The Commission had been considering the subject of gender neutrality in language since 2014 in the context of a wider discussion on gender identity, sexuality, human relationships and marriage.
The Bishops in the Church of England have authorized certain prayers to accompany the dialogue themed, “Living in love and faith.”
Boyd said the basic discussion about gender neutrality is not new and has been going on globally for decades in the religious and secular world.
“It has yielded such basic changes as referring to firemen as firefighters, stewardesses as flight attendants, policemen as police officers, clergymen as clergy persons – to recognize the fact that these officers can be male or female.
“The English Church made a decision to continue a discussion. It has not decided to change immediately (or at all) – the wording of the Lord’s Prayer or any other liturgical language – contrary to what some press reports suggest.

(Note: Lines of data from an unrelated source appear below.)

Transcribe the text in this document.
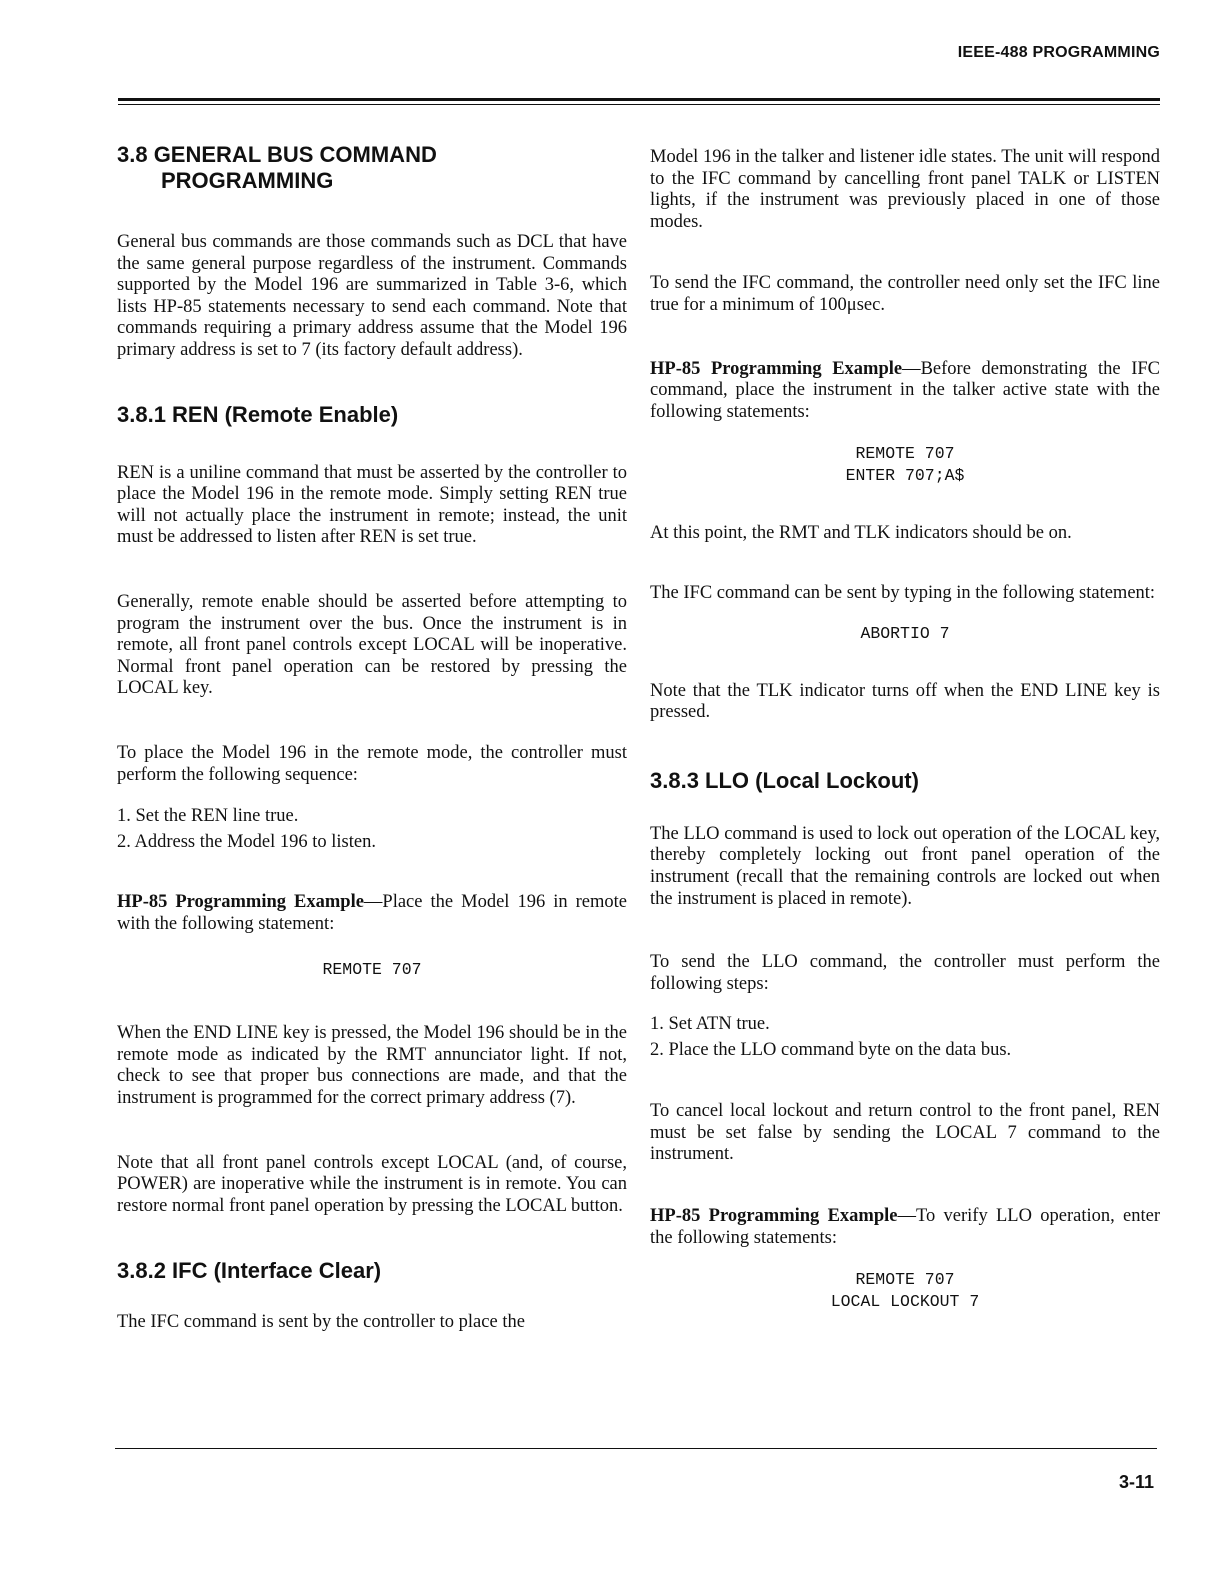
IEEE-488 PROGRAMMING
3.8 GENERAL BUS COMMAND
PROGRAMMING

General bus commands are those commands such as DCL that have the same general purpose regardless of the instrument. Commands supported by the Model 196 are summarized in Table 3-6, which lists HP-85 statements necessary to send each command. Note that commands requiring a primary address assume that the Model 196 primary address is set to 7 (its factory default address).

3.8.1 REN (Remote Enable)

REN is a uniline command that must be asserted by the controller to place the Model 196 in the remote mode. Simply setting REN true will not actually place the instrument in remote; instead, the unit must be addressed to listen after REN is set true.

Generally, remote enable should be asserted before attempting to program the instrument over the bus. Once the instrument is in remote, all front panel controls except LOCAL will be inoperative. Normal front panel operation can be restored by pressing the LOCAL key.

To place the Model 196 in the remote mode, the controller must perform the following sequence:

1. Set the REN line true.
2. Address the Model 196 to listen.

HP-85 Programming Example—Place the Model 196 in remote with the following statement:

REMOTE 707

When the END LINE key is pressed, the Model 196 should be in the remote mode as indicated by the RMT annunciator light. If not, check to see that proper bus connections are made, and that the instrument is programmed for the correct primary address (7).

Note that all front panel controls except LOCAL (and, of course, POWER) are inoperative while the instrument is in remote. You can restore normal front panel operation by pressing the LOCAL button.

3.8.2 IFC (Interface Clear)

The IFC command is sent by the controller to place the

Model 196 in the talker and listener idle states. The unit will respond to the IFC command by cancelling front panel TALK or LISTEN lights, if the instrument was previously placed in one of those modes.

To send the IFC command, the controller need only set the IFC line true for a minimum of 100μsec.

HP-85 Programming Example—Before demonstrating the IFC command, place the instrument in the talker active state with the following statements:

REMOTE 707
ENTER 707;A$

At this point, the RMT and TLK indicators should be on.

The IFC command can be sent by typing in the following statement:

ABORTIO 7

Note that the TLK indicator turns off when the END LINE key is pressed.

3.8.3 LLO (Local Lockout)

The LLO command is used to lock out operation of the LOCAL key, thereby completely locking out front panel operation of the instrument (recall that the remaining controls are locked out when the instrument is placed in remote).

To send the LLO command, the controller must perform the following steps:

1. Set ATN true.
2. Place the LLO command byte on the data bus.

To cancel local lockout and return control to the front panel, REN must be set false by sending the LOCAL 7 command to the instrument.

HP-85 Programming Example—To verify LLO operation, enter the following statements:

REMOTE 707
LOCAL LOCKOUT 7
3-11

“It is unfortunate that the media have latched onto a few key words (coming out of a church gathering), associating gender with God, without reference to the wider dialogue mentioned above. The ongoing discussion is a discussion, but no conclusions have been arrived at,” the bishop said.
The Church of England is one of 46 separate and independent provinces in the worldwide Anglican Communion.
At its recent General Synod (annual general meeting or national assembly) held in February, it made a decision to have its Liturgical Commission, the body responsible for overseeing prayers and services, look into the subject of gender neutrality over the next five years. The Liturgical Commission will work along with the Faith and Order Commission in the study.
“It is our hope that despite the challenges before us we will be able to maintain unity within the Worldwide Anglican Communion,” said Boyd. “We pray for and we work for this.”